Posted by: herzco on May 31, 2008 2:56 PM
Nothing wrong with Pareene that three years in the 3rd Infantry Division wouldn't cure.
Posted by: Edward McBragg on May 31, 2008 6:37 PM
It was Gen Y porn stars that made ATM popular. If you want to wear that badge proudly, please, by all means...
Posted by: KdNicewanger on June 1, 2008 3:05 PM
Why does everyone keep forever linking our generation to the early 90's? Was I supposed to peak at age 16? Gen X did not die with Kurt Cobain. It just evolved and moved on. Generation X is much more than grunge and winona, it's kevin smith, irvine welsh, robbie williams, gorillaz, foo fighters, red hot chili peppers, jennifer lopez, ewan mcgregor, the hour, liam gallager, tiesto, ferry corsten, armin van buuren, paul van dyk, gael garcia bernal, kylie, jenna jameson, the fight club, coldplay, shakira, metric, transformers, will smith, list goes on. Gen X is alive and kicking and not going away anytime soon.
Posted by: RegioCanMex on June 16, 2008 2:01 AM
i cannot stop laughing. god bless you twerpy annoying hilarious young things. that sounds so grandma-ish, but who cares. fucking hilarious. well done. you're right, and it hurts: we had our decade, and we wasted it.

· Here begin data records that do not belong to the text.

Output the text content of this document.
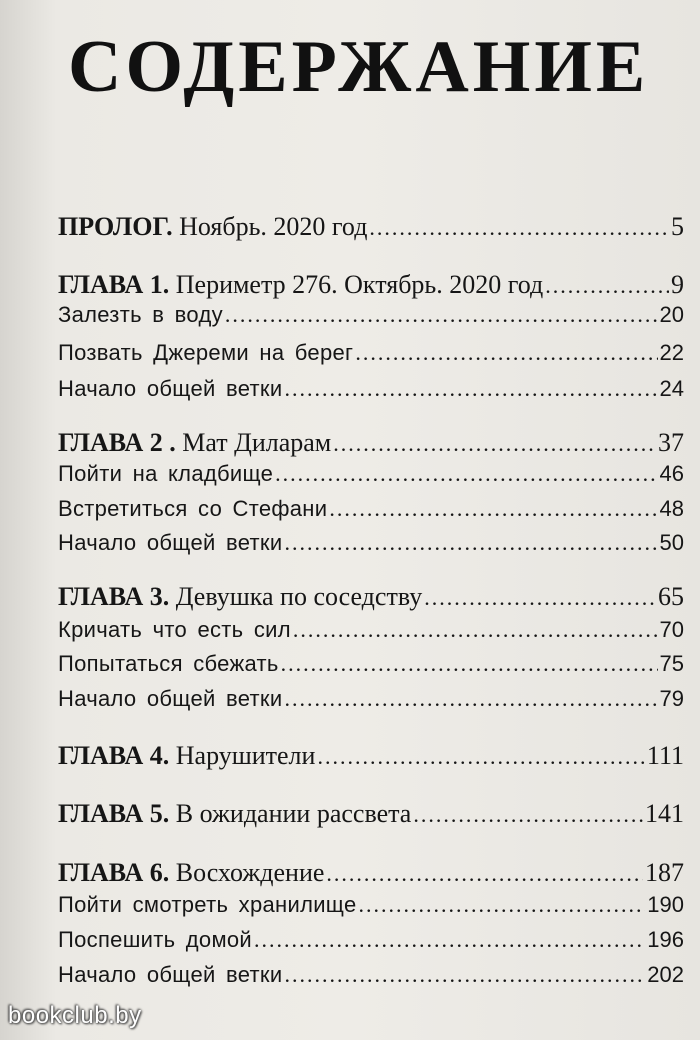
СОДЕРЖАНИЕ
ПРОЛОГ. Ноябрь. 2020 год .....	5
ГЛАВА 1. Периметр 276. Октябрь. 2020 год .....	9
Залезть в воду .....	20
Позвать Джереми на берег .....	22
Начало общей ветки .....	24
ГЛАВА 2 . Мат Диларам .....	37
Пойти на кладбище .....	46
Встретиться со Стефани .....	48
Начало общей ветки .....	50
ГЛАВА 3. Девушка по соседству .....	65
Кричать что есть сил .....	70
Попытаться сбежать .....	75
Начало общей ветки .....	79
ГЛАВА 4. Нарушители .....	111
ГЛАВА 5. В ожидании рассвета .....	141
ГЛАВА 6. Восхождение .....	187
Пойти смотреть хранилище .....	190
Поспешить домой .....	196
Начало общей ветки .....	202
bookclub.by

Posted by: vneck on June 28, 2008 2:40 AM
The knee-jerk cynicism of Generation X has blossomed into full-on bitterness.
If GenY can rise above it, we might actually have a future.
Give us hell, Alex.
Good luck running the world.
Posted by: michaelduff on June 30, 2008 8:47 PM
Judging by all the exclamation marks, we Generation Xers have nothing to fear so long as we, and the people older than us, who learned how to write are still making the calls.
And, yes, we will take great pleasure in torturing you for the next 40 years as you try to figure out how to earn an income in our world.
Posted by: jreddish on July 2, 2008 2:34 AM
uh yeah, that was kinda boring. you're right. being a millenial is not sexy.
btw, it would be great if millenials voted in obama. if only millenials voted in enough numbers to register on the radar...
Posted by: lambiepie on July 7, 2008 11:40 PM
Wow. I had no idea my children were "status-symbol stroller-filler."